The AJLC was designed to minimize negative environmental impacts both on and off site. In terms of material use, this meant favoring biodegradable, recycled, and recyclable products and also favoring materials that were renewably extracted.
All of the wood used in the building was either recycled or harvested from forests that were certified as sustainably managed. Low volatile organic compound (VOC) containing paints and adhesives were used throughout the building to maintain top indoor air quality. Carpeting in the building is leased from Interface Corporation as a “product of service ”; it will be sent back to the company for re-manufacture when it wears out rather than being disposed in a landfill.
Our economy does not currently account for many of the environmental costs associated with resource extraction, manufacture and disposal.
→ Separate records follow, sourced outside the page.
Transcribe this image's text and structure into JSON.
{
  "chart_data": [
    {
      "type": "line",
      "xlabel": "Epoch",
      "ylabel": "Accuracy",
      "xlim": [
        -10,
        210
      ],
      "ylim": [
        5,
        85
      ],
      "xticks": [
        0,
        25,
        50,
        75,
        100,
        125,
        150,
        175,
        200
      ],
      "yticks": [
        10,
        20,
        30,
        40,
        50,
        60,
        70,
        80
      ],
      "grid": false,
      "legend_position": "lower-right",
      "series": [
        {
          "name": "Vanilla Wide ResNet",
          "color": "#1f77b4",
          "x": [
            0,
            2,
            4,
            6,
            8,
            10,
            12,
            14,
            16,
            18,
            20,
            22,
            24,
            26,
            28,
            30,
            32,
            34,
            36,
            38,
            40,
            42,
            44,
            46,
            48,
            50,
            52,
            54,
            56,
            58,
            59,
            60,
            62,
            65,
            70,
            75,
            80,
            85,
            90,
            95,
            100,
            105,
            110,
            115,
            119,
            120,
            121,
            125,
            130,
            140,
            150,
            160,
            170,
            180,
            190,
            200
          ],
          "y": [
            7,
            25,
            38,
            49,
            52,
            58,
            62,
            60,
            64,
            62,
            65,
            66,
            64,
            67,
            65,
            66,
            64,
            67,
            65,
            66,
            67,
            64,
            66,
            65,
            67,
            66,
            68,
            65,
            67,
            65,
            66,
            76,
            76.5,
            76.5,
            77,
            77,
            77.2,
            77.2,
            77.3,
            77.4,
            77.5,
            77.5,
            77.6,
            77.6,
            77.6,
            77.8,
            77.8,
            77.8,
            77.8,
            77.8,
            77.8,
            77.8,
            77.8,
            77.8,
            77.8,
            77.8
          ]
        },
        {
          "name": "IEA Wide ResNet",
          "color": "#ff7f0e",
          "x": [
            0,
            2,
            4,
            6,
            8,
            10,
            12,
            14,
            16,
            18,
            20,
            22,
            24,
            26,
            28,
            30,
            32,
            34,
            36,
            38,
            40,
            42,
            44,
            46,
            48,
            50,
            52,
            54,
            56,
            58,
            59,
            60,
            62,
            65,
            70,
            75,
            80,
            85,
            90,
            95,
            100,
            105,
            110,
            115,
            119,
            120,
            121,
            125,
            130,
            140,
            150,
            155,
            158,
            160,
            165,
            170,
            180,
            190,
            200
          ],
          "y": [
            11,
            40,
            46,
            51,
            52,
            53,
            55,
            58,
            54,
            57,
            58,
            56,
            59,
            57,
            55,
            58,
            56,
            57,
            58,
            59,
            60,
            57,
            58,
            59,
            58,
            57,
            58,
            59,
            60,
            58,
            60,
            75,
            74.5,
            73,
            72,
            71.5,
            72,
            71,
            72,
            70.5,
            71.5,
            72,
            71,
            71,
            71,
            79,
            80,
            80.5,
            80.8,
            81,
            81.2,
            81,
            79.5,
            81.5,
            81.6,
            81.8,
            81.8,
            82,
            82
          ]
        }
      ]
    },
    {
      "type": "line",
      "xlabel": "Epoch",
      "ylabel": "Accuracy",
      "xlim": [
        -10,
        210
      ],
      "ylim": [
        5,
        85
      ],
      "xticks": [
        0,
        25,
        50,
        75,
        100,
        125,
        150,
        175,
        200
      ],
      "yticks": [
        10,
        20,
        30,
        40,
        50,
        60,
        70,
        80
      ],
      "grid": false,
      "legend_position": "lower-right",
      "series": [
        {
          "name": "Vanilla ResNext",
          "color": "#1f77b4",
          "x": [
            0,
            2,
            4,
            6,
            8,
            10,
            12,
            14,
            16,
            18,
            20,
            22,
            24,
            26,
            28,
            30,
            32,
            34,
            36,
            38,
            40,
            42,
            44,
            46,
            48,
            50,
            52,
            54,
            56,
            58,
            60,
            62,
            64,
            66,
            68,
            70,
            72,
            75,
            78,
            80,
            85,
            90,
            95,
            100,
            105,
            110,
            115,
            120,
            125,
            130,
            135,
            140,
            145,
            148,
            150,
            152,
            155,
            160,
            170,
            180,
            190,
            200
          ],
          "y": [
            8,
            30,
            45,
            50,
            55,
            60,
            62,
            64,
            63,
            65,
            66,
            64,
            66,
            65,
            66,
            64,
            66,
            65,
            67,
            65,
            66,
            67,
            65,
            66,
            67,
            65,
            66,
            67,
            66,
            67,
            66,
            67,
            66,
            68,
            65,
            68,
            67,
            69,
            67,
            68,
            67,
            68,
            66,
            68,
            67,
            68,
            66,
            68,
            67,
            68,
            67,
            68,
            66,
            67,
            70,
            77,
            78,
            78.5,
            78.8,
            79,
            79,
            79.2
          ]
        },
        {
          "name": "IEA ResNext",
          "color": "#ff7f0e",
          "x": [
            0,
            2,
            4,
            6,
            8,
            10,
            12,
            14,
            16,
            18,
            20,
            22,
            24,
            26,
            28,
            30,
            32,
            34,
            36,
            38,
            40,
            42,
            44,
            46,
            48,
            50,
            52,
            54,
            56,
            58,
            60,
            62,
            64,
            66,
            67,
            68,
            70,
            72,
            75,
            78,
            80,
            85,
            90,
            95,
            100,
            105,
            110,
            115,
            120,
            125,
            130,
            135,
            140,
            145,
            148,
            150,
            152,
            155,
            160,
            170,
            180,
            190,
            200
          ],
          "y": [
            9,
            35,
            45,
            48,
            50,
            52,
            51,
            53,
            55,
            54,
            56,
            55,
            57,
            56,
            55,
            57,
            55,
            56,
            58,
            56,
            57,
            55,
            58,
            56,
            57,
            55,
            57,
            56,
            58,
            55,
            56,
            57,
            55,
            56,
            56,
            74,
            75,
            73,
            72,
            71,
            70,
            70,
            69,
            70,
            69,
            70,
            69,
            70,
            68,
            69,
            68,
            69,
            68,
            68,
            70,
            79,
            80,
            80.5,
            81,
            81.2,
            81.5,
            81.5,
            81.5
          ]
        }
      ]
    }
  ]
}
As a result, a number of the design choices for the AJLC required the purchase of more expensive materials.
The Living Machine (LM) cleans organic waste and nutrients from all AJLC wastewater. LM-treated wastewater is recycled within the building as toilet flush water and can also be used to irrigate the landscape. Approximately two thirds of AJLC water use during Spring Semester 2004 was internally-recycled LM effluent.
The Living Machine is an ecologically engineered aquatic ecosystem designed to treat wastewater. As with the ecosystems in the landscape, the Living Machine is still maturing rapidly and we expect it to produce higher quality effluent once the plant community becomes firmly established in the final “polishing marsh.” One might legitimately argue that the scale of Living Machine technology is better suited to a small community than single building. For example, heating loads and pumps for this system consume a significant fraction of the total energy budget for the AJLC. These costs are relatively fixed, so increasing the inflow would have marginal effects on overall energy costs. In this setting, the system is ultimately an educational and research tool. A team of student operators and lab assistants maintain the system and monitor its treatment performance. It has been the focus of many student and faculty research projects and is also a popular and accessible example of ecological design for AJLC visitors.